There is always at least some element of truth with every stereotype. People don't just make up stereotypes based on no shred of experience. But stereotypes often get blown out of proportion. Americans certainly have our own concerns even about people who live in different parts of the U.S. Before I moved here I was warned by several friends that I would certainly be robbed by "bandidos." All I know is that after almost eight years of living here and traveling all over the region, night and day, and even in the most remote areas, I've never had anything negative happen to me. When I think about it, the people who warned me never had even been to Mexico.

What are some of the most unusual questions buyers have asked you? The best one … many people have asked me how difficult is it to get onto and off the island of Costa Maya.

How do you compare the Riviera Maya to the Costa Maya? Similarities: The beaches are very similar. Differences: The lifestyle is definitely more laid back and prices here are much less expensive, mostly because it is more remote from the international airport in Cancún. There are also many fewer shopping opportunities here. Many new stores are coming to Chetumal but that is about 1-1/2 hours from here. Most people who have purchased property here agree that is a good thing.

It is a daunting and somewhat overwhelming concept to move to a foreign country. What do you suggest people do to begin with? Talk with other people who have made the move. Don’t base any decision on a recommendation from anyone who is not a respected and successful professional—this includes real estate attorneys, builders, and especially real estate agents. Any good professional has a system in place to lead people through the correct process a step at a time. It's much less daunting that way.

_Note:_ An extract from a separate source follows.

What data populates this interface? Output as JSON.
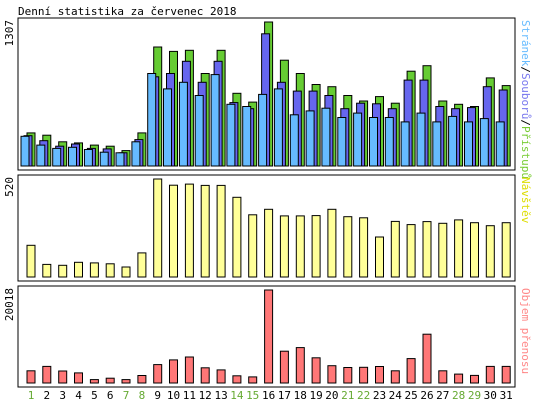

What is the biggest mistake buyers make? Not doing their research, or looking for a "steal of a deal" by allowing someone they meet at a hotel, restaurant or bar to give them direction. Inevitably those people only give recommendations based on what they will get as a referral fee. Personally I do not offer anyone referral fees. If someone wants to recommend me, it is based only on their personal experience. The only people who have made mistakes buying a property here have been those who chose (or were led) to work around the system that is in place to make sure a property is secure.

How can you help? Costa Maya Living takes every precaution to make sure that buying a property is secure. Here are a few of the things we do:

  • We check not only tax receipts but also titles and other documents before listing any property.  Costa Maya Living has never sold any property that has a problem with its title.

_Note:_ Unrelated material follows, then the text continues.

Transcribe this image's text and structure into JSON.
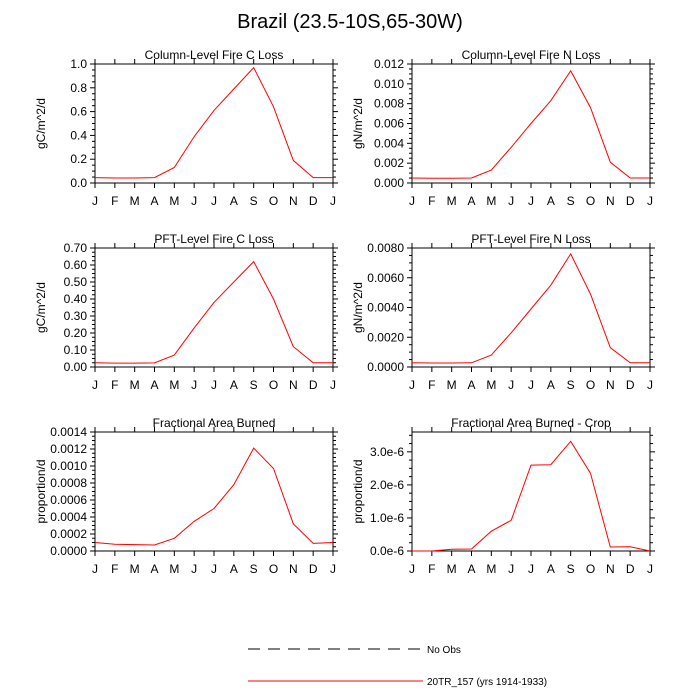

  • We only use attorneys and Notarios from either Mérida or Cancún who have a track record as honest and reliable. Their not being from this area is to ensure that there is no vested interest here, so that the transfer of title is critically reviewed and legitimate. All of the attorneys we use speak English as well as Spanish and have excellent administrative processes.

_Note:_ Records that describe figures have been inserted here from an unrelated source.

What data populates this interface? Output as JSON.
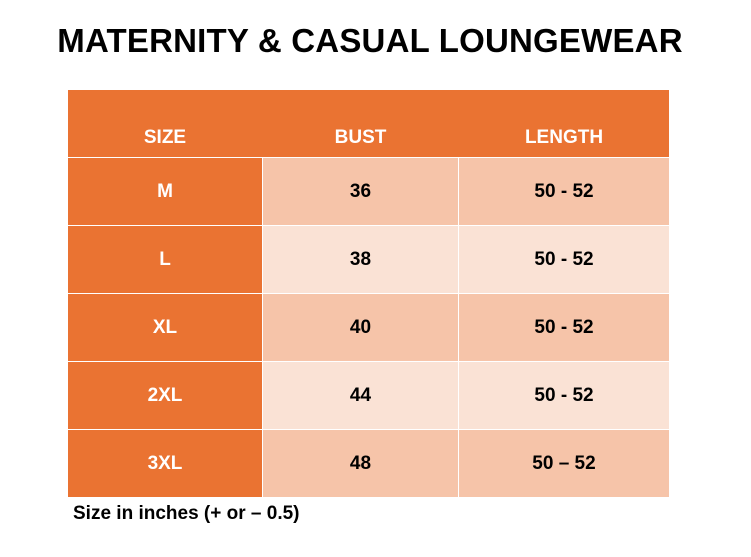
{
  "title": "MATERNITY & CASUAL LOUNGEWEAR",
  "table": {
    "headers": {
      "size": "SIZE",
      "bust": "BUST",
      "length": "LENGTH"
    },
    "rows": [
      {
        "size": "M",
        "bust": "36",
        "length": "50 - 52"
      },
      {
        "size": "L",
        "bust": "38",
        "length": "50 - 52"
      },
      {
        "size": "XL",
        "bust": "40",
        "length": "50 - 52"
      },
      {
        "size": "2XL",
        "bust": "44",
        "length": "50 - 52"
      },
      {
        "size": "3XL",
        "bust": "48",
        "length": "50 – 52"
      }
    ]
  },
  "note": "Size in inches (+ or – 0.5)",
  "colors": {
    "header_bg": "#ea7332",
    "row_dark": "#f6c4a9",
    "row_light": "#fae2d5"
  }
}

  • Every property we list is able to have title insurance from a U.S. title insurance company.

  • We have an escrow account in the U.S. The buyer’s deposits remain there safely until after the transfer of property has been made.

  • This is not a part-time job for me. There are hardly enough hours in each day to do all the things well that must be done.

  • I have lived here since 2004 and plan to be here for the rest of my life. I own properties here, am extremely active in the community, and serve as the local representative (Warden) for Costa Maya of the U.S Consulate. I was asked to take this position and am learning as I go, but it was a big honor.

  • We have a long list (actually every client I have) of satisfied customers. We don't put testimonials on our Web site because, to me, it is like putting references on a résumé. If you list someone. you are pretty sure they will give you a good recommendation. Same thing for testimonials on a Web site. A much better thing to do is to ask around anywhere in Costa Maya about me or ask any past client.